The Department of Conservation has updated regulations regarding the use of thermal imaging and night vision equipment to hunt coyotes and control feral hogs on private property. The regulations were updated at the recent Sept. 4 meeting of the Conservation Commission.
The change comes in response to citizen requests to the Regulations Committee to use night vision, infrared, thermal imagery equipment, or artificial light to hunt coyotes, and from landowners to allow their authorized representatives to use night vision, infrared, or thermal imagery equipment without prior approval from a conservation agent to address damage caused by feral hogs.
The revised regulations allow landowners who own property of any size and their authorized representatives to possess, control, and use night vision, infrared, and thermal imagery equipment to kill feral hogs on the landowner’s property while in possession of any implement where wildlife could be killed or taken.
Landowners and their representative would be authorized to kill or take feral hogs using these methods without prior approval from a conservation agent throughout the year.

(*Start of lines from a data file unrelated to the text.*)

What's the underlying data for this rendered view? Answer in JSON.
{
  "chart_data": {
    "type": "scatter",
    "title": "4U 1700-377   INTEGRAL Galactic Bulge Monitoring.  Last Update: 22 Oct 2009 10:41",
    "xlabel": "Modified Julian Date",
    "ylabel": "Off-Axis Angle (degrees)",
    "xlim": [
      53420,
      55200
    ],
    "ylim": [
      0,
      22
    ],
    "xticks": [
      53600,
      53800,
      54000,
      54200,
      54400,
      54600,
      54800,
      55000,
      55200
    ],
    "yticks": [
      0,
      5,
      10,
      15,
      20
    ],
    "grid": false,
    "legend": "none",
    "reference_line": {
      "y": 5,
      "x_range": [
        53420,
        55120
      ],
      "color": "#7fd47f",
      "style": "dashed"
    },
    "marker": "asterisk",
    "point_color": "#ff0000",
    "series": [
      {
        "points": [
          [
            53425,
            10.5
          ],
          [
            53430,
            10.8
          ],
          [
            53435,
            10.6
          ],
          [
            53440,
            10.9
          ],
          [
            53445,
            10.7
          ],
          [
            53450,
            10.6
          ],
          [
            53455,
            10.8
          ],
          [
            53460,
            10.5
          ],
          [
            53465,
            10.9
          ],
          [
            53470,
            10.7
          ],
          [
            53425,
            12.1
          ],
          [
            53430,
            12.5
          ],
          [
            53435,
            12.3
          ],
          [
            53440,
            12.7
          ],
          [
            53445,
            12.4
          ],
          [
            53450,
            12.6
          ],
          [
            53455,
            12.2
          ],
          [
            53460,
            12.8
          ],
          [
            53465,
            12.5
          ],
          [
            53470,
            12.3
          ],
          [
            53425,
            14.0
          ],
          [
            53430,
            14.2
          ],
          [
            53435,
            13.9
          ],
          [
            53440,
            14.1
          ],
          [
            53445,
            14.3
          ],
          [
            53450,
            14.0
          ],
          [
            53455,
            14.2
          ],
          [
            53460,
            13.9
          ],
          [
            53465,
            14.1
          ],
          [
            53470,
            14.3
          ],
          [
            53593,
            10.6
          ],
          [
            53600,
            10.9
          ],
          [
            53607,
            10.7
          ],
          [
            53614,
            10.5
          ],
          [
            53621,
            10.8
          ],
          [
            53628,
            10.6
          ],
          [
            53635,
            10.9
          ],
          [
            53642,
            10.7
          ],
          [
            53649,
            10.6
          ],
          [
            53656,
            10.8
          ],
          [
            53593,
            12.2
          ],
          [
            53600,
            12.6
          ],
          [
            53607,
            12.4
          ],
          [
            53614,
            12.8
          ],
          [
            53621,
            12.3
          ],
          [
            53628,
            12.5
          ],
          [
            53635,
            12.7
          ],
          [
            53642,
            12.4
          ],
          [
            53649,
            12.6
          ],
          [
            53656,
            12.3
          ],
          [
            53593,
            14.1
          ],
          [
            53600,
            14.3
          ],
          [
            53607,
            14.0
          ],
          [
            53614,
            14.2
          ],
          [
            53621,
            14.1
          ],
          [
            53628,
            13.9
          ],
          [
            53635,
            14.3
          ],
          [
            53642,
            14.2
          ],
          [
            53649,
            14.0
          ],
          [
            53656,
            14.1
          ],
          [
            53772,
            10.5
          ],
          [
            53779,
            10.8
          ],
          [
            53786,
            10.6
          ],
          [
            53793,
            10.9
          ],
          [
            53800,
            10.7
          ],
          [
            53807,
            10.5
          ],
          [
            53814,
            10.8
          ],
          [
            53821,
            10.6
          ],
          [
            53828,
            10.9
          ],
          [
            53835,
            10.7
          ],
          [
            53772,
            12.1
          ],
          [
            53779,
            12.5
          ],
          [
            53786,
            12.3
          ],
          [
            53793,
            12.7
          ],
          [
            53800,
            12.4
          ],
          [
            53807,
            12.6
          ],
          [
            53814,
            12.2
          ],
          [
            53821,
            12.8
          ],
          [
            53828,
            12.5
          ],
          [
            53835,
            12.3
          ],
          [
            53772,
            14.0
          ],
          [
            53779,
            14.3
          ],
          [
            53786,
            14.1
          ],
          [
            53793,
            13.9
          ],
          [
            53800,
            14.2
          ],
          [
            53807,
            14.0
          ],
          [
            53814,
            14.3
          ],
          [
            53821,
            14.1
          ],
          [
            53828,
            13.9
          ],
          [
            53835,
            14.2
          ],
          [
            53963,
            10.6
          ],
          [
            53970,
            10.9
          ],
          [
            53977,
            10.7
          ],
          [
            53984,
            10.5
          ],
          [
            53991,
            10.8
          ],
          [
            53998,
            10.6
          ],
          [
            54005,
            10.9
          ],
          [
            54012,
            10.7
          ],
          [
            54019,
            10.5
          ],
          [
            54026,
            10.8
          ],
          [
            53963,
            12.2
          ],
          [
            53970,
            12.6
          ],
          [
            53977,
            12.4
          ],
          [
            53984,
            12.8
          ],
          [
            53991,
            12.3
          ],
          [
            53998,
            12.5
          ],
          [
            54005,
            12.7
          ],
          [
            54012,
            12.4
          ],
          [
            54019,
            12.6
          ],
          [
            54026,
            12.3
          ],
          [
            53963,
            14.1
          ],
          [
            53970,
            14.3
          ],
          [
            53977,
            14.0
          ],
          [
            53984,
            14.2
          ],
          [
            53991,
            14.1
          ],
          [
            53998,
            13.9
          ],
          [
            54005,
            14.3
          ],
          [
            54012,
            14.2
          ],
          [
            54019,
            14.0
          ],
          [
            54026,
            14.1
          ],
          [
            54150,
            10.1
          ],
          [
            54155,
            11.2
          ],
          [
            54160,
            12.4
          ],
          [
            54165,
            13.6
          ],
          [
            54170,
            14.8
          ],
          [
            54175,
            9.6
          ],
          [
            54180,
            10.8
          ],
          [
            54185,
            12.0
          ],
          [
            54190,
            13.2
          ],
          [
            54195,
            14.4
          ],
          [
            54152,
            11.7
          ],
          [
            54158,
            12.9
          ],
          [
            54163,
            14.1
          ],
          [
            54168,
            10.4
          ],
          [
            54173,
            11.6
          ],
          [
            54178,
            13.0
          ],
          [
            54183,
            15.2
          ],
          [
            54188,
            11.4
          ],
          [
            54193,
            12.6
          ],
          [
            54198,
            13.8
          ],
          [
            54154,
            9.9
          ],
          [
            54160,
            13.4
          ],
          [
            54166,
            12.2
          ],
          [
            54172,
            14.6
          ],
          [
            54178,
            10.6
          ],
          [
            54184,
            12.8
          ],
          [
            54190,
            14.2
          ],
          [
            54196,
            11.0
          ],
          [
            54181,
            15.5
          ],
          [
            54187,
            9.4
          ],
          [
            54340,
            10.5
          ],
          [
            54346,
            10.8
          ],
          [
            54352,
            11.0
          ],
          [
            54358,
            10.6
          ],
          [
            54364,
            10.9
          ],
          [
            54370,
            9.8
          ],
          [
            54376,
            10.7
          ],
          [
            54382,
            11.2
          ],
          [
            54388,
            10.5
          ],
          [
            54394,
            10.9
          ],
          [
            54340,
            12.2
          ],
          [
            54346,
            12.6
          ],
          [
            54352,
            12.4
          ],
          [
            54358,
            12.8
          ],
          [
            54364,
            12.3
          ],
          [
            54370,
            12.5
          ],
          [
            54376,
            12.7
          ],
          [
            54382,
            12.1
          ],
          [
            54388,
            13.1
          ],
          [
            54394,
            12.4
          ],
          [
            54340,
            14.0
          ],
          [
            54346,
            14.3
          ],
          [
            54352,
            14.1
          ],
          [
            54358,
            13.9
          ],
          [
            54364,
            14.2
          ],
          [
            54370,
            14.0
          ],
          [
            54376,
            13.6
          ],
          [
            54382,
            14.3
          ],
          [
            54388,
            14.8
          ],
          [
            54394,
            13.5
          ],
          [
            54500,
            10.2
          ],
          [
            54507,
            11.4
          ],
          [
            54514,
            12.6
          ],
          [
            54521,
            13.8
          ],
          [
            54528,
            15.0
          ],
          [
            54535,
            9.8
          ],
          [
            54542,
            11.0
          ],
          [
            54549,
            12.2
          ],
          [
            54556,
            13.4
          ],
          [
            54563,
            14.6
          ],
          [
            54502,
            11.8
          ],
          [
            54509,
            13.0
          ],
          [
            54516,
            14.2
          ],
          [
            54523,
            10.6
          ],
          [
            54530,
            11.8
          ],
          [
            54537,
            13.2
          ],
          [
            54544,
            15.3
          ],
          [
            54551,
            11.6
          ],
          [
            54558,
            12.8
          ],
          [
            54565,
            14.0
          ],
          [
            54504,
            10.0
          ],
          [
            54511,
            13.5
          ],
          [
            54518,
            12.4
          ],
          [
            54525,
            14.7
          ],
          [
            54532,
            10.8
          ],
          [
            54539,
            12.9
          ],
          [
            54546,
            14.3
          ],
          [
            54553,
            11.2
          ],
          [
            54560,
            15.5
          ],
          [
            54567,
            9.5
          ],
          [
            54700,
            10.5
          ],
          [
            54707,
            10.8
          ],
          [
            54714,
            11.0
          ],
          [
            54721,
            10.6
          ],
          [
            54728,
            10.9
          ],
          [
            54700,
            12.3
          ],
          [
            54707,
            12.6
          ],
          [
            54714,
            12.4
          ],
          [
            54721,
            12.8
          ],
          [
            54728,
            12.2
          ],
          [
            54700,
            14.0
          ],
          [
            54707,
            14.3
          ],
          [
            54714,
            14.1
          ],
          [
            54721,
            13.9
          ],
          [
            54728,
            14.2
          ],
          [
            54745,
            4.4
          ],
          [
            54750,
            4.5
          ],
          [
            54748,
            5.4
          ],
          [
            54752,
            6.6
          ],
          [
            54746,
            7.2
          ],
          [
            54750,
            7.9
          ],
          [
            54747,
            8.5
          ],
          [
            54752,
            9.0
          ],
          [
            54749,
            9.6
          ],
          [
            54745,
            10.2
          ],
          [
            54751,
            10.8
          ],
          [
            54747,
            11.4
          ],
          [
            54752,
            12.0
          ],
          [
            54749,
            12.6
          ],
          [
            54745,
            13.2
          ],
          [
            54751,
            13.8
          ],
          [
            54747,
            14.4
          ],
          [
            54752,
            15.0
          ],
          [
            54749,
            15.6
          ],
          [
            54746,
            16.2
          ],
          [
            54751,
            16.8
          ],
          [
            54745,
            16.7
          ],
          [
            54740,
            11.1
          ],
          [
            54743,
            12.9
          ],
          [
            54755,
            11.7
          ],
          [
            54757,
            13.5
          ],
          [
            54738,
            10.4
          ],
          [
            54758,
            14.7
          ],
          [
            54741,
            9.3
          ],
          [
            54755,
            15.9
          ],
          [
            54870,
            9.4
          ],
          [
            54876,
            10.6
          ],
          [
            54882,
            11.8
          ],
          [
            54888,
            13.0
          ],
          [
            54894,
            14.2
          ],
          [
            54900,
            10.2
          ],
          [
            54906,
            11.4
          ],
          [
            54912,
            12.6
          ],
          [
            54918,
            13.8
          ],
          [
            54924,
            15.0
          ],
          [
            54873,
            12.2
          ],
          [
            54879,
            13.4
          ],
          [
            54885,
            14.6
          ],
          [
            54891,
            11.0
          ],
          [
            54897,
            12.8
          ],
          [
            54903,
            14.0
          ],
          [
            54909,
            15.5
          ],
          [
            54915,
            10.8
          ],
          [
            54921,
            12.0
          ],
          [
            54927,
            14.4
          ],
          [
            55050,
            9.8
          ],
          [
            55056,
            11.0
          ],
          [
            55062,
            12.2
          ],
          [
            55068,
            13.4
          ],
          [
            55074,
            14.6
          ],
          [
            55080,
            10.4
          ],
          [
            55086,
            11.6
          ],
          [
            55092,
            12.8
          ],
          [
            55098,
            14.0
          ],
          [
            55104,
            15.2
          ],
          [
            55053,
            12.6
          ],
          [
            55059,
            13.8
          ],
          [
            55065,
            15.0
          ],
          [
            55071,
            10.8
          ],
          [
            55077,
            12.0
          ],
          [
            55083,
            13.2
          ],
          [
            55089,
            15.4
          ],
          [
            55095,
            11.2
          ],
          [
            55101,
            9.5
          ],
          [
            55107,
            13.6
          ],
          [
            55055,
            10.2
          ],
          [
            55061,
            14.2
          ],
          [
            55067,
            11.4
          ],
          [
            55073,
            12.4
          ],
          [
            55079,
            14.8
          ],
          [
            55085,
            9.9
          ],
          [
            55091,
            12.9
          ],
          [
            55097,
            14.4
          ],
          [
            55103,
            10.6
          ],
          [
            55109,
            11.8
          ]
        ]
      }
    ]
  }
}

The regulations also allow properly licensed hunters to use artificial light, night vision, infrared, or thermal imagery equipment in conjunction with other legal hunting methods to pursue and take coyotes from Feb. 1 through March 31. The regulations become effective Nov. 30.
Property owners and their representatives can still use night vision, infrared, thermal imaging equipment, or artificial light to kill coyotes or other wildlife causing property damage at any time of the year with written authorization from a conservation agent.